The drug contains the non-psychoactive compound CBD (aka cannabidiol) found in cannabis and will now be available with a doctor’s prescription and may be included under medical insurance plans.
Before Epidiolex was approved by the FDA on June 25th, CBD was classified as a schedule 1 substance just like marijuana, which classified the compound as having “high abuse potential, no medical use, and severe safety concerns”.
Since Epidiolex was approved, the FDA was then under obligation to reclassify or reschedule CBD as a schedule 2,3,4 or 5 substance within 90 days.
Shortly after the CBD-based medicine was approved by the administration, FDA commissioner Scott Gottlieb said that this was an important moment for the future exploration into medical marijuana, stating that “advancing sound development programs that properly evaluate active ingredients contained in marijuana can lead to important medical therapies”.

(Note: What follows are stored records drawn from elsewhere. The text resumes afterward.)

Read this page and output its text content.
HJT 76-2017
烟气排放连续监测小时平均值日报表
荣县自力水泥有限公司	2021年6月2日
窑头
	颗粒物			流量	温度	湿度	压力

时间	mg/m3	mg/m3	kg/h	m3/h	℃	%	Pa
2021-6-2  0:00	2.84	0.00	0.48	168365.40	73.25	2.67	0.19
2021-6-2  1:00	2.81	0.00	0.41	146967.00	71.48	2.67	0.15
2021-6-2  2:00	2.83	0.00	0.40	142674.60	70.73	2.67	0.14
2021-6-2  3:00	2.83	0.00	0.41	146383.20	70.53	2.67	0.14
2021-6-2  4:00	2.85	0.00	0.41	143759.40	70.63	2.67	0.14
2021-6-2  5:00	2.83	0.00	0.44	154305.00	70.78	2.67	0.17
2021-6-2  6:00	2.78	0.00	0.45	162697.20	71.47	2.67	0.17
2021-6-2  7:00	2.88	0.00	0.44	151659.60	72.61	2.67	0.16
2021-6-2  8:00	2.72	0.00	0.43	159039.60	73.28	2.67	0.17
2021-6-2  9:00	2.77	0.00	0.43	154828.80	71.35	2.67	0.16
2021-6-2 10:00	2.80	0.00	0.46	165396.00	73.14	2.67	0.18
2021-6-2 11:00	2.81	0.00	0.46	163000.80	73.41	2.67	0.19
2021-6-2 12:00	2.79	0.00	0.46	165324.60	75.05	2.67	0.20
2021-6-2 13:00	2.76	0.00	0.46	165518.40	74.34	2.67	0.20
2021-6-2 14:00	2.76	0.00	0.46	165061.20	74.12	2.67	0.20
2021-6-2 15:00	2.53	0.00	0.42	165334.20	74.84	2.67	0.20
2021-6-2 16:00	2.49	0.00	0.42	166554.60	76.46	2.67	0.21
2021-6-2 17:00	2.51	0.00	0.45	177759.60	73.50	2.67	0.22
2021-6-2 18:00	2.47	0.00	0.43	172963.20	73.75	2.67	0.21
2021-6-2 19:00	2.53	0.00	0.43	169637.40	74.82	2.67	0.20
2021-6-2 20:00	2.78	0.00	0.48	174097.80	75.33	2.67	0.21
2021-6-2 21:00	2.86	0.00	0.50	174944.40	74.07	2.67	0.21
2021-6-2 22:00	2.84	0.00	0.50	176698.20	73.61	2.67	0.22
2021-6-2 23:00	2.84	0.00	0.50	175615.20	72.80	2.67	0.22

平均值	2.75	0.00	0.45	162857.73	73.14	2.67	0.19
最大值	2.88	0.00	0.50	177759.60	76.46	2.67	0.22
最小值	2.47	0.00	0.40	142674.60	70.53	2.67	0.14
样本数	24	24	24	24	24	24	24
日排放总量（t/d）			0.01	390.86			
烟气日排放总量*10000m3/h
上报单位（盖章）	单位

Experts are hopeful that Epidiolex gaining FDA approval will spark new leads into the potential of medical marijuana and CBD as a medical treatment.
Epidiolex had undergone three large scale medical trials before the FDA considered approving it for widespread sale earlier this year.
Researchers found strong evidence to support the fact that pharmaceutical-grade cannabidiol in the drug had the ability to substantially reduce some of the worst symptoms of Lennox-Gastaut syndrome and Dravet Syndrome, two of the rarest cases of childhood-onset epilepsy.
While treatment with Epidiolex is likely to cost $32,000 a year, the declassification of CBD as a schedule 1 drug means that it will be more widely available from dispensaries for people who cannot afford the drug or cannot acquire a prescription.
However, researchers and experts are warning against buying low-grade CBD from non-pharmaceutical sources. It is also possible that on co-pay insurance, Epidiolex may cost less than buying CBD straight from a cannabis dispensary or online source.
In a study published last year in the Journal of the American Medical Association, researchers found that across the 84 CBD products they tested from 31 online sellers, 18 of the samples tested positive for THC while roughly 7/10 had different levels of CBD than what was listed on the label.
While this ruling by the FDA could result in the mass production of more low-grade CBD products, experts are excited to see what developments can be made on the back of Epidiolex’s success.